Fri, October 3, 2025
Dataproc ML library: Connect Spark to Gemini and Vertex
🔗 Google has released an open-source Python library, Dataproc ML, to streamline running ML and generative-AI inference from Apache Spark on Dataproc. The library uses a SparkML-style builder pattern so users can configure a model handler (for example, GenAiModelHandler) and call .transform() to apply Gemini or other Vertex AI models directly to DataFrames.
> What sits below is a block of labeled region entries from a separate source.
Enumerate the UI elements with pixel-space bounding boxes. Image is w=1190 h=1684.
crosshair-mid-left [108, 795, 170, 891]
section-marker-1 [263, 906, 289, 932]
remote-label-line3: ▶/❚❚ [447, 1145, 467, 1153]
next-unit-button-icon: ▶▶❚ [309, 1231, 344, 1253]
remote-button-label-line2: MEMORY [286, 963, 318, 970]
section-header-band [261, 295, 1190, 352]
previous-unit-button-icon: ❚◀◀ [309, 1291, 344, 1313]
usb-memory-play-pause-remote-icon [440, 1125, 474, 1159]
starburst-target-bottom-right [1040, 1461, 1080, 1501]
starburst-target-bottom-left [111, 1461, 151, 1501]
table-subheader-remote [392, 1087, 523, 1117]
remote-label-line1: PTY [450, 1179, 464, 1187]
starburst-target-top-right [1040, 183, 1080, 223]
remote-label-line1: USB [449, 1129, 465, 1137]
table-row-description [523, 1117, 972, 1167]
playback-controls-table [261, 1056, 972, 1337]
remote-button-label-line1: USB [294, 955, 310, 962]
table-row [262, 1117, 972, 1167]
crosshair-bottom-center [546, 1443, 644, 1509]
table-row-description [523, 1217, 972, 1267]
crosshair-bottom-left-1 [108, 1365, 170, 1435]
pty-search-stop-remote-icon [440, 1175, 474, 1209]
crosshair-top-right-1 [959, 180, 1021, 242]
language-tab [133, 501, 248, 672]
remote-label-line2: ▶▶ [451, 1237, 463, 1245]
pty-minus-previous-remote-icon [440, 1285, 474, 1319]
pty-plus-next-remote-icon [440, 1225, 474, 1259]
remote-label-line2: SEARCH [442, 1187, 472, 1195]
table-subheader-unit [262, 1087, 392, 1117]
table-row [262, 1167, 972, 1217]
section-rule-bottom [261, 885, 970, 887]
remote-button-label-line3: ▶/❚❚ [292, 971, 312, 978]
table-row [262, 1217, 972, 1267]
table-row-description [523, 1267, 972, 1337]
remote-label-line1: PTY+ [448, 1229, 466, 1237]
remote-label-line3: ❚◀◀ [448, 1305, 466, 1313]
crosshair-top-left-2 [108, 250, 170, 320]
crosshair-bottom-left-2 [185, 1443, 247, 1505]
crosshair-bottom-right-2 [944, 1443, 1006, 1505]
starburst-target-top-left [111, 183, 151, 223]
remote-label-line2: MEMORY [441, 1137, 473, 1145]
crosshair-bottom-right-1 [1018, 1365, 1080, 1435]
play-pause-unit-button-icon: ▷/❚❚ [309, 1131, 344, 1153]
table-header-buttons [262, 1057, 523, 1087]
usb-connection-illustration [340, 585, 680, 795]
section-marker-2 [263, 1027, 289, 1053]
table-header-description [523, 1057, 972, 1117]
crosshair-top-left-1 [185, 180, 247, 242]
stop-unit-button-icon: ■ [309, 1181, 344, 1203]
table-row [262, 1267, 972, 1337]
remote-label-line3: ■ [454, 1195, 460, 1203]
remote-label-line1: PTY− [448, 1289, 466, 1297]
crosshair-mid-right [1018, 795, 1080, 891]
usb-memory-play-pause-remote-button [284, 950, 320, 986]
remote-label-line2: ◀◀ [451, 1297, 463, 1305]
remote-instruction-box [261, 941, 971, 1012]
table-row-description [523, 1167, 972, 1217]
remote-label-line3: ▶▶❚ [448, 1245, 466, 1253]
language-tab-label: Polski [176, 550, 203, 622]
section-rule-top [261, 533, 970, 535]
It also supports loading PyTorch and TensorFlow model artifacts from GCS for large-scale batch inference and includes performance optimizations such as vectorized data transfer, connection reuse, and automatic retry/backoff.
Thu, October 2, 2025
Google Cloud Releases Generative Media Models on Vertex AI
🎨Google Cloud announced General Availability and feature updates for its generative media models on Vertex AI, including Gemini 2.5 Flash Image, Veo 3, Imagen 4, and Gemini 2.5 TTS. The release emphasizes production readiness and enterprise security while adding multi‑aspect ratio image generation, batch image processing, vertical 9:16 video formats with precise duration controls, and studio‑quality multi‑speaker text‑to‑speech across 70+ languages. These enhancements target teams seeking faster, controlled, and scalable cross‑format media workflows for sight, sound, and motion.